He Spent Decades Perfecting His Voice. Now He Says Google Cloned It.

David Greene built his career on his voice.
Warm. Measured. Conversational.
For years, he hosted NPR’s “Morning Edition” and later co-hosted political podcasts. Millions woke up to that baritone.
Then a former colleague emailed him:
“Did you license your voice to Google? It sounds exactly like you.”
He hadn’t.
🤖 The Tool at the Center
The product:
Google’s NotebookLM.
It can generate AI podcasts on demand — complete with two virtual hosts engaging in casual banter.
When Greene listened, he says he froze.
The cadence.
The pauses.
The subtle “uhhs.”
Even the tonal warmth.
“I felt like I was listening to myself,” he said.
⚖️ The Lawsuit
Greene is now suing Google.
He claims the company built a product that replicated his voice without consent — allowing users to generate speech that sounds like him saying things he never said.
Google denies it.
A spokesperson says the voice is based on a paid professional actor — not Greene.
Now the case may hinge on a question courts are just beginning to confront:
How similar does an AI-generated voice need to be to count as infringement?
🎧 The Bigger AI Voice Problem
This isn’t an isolated dispute.
We’ve already seen:
• Political deepfake voice clips
• AI voices resembling Scarlett Johansson
• Celebrity “voicefakes” in scam ads
The line between “inspired by” and “copied from” is getting blurry.
And AI doesn’t need a 100% match.
Sometimes 70% is enough for listeners to assume it’s real.
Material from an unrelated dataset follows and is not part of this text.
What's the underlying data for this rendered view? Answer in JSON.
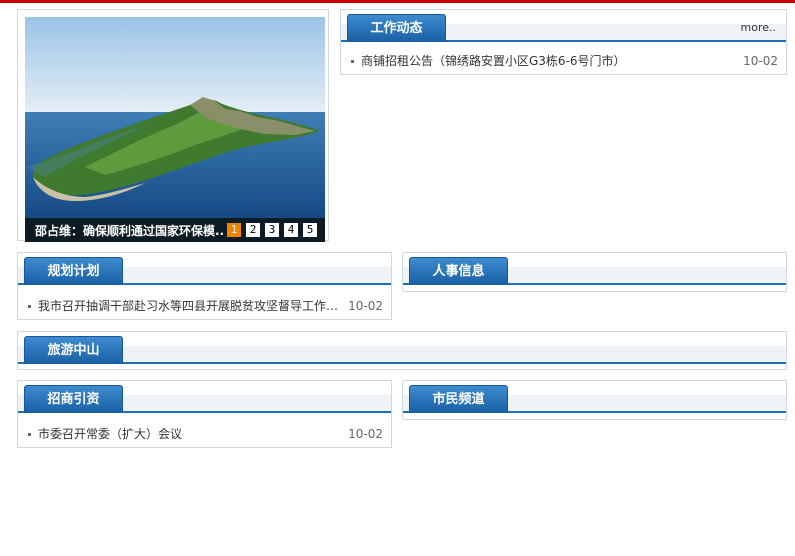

🧠 The Core Legal Questions
Courts may need to decide:
Would ordinary listeners believe it’s Greene?
Is his voice distinctive enough to be protectable?
Does similarity alone equal harm?
Past cases exist — like Bette Midler successfully suing Ford in the 1980s over a voice imitation in a commercial.
But AI complicates everything.
It’s not just imitation.
It’s probabilistic synthesis.
💔 Why It Feels Personal
For Greene, this isn’t about missed money.
It’s about identity.
“My voice is the most important part of who I am,” he said.
He worries about an AI version of “him” lending credibility to misinformation or low-quality content.
When your profession is trust…
A synthetic twin feels existential.
🌐 The Larger Conflict
This case sits at the center of a much bigger tension:
Individual creator rights
vs
Mass-scale AI training on public data
Models are trained on enormous libraries of speech and text — often without explicit consent from the humans who created them.
Is that fair use?
Or digital appropriation?
🚨 What Happens Next?
If a jury decides the resemblance is strong enough, Greene could win.
If they rule the voice is simply a generic “anchorperson archetype” learned from massive datasets, Google could prevail.
Either way, this won’t be the last case.
AI voice generation is exploding.
And the legal framework is still catching up.
This isn’t just about one journalist.
It’s about a future where:
Your face.
Your voice.
Your tone.
Your identity.
Can be statistically reconstructed.
The question is no longer whether AI can sound like you.
It’s whether it should — without asking.